The War over Marijuana
In the event of a conflict between federal law and state law, the Supremacy Clause of the Constitution makes it clear that state policies are subordinate to federal policies. There are, however, at least two important limitations to the doctrine of federal supremacy. In “On the Limits of Federal Supremacy: When States Relax (or Abandon) Marijuana Bans” (Policy Analysis no. 714), Robert A. Mikos, director of the Program in Law and Government at Vanderbilt University Law School, holds that there must be a valid constitutional basis for the federal policy in question. Second, even in cases of legitimate federal authority, they may not use the states as instruments of federal governance. This “anti-commandeering limitation” is often overlooked, Mikos argues, but it is critical to maintaining the boundary lines created by the Constitution.
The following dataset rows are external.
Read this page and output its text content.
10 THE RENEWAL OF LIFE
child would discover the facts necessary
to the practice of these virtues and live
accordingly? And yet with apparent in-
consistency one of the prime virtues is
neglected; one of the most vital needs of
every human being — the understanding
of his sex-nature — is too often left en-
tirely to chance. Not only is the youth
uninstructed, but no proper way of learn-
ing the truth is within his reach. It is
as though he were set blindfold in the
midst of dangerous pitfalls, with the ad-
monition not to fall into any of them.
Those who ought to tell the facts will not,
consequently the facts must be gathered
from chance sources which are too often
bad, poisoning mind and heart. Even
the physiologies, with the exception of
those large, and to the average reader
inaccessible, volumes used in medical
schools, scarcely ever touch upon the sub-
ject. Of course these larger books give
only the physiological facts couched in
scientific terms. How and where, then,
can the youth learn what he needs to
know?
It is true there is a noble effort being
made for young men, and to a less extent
Using a framework called the “state-of-nature benchmark,” he shows that the states retain both de jure and de facto power to exempt medical marijuana from criminal sanctions. “States generally possess legal authority to enact permissive legislation governing such issues,” Mikos writes, “in spite of contrary congressional policy.” In fact, the federal government is “only a two-bit player” when it comes to marijuana enforcement, whereas states — by virtue of their greater law enforcement resources — hold the upper hand. As such, Mikos concludes that many states have, for all practical purposes, already made medical marijuana legal. “To be sure, more battles will be fought,” he writes, “but they won’t change the reality that the states — and not the federal government — have already won the war.”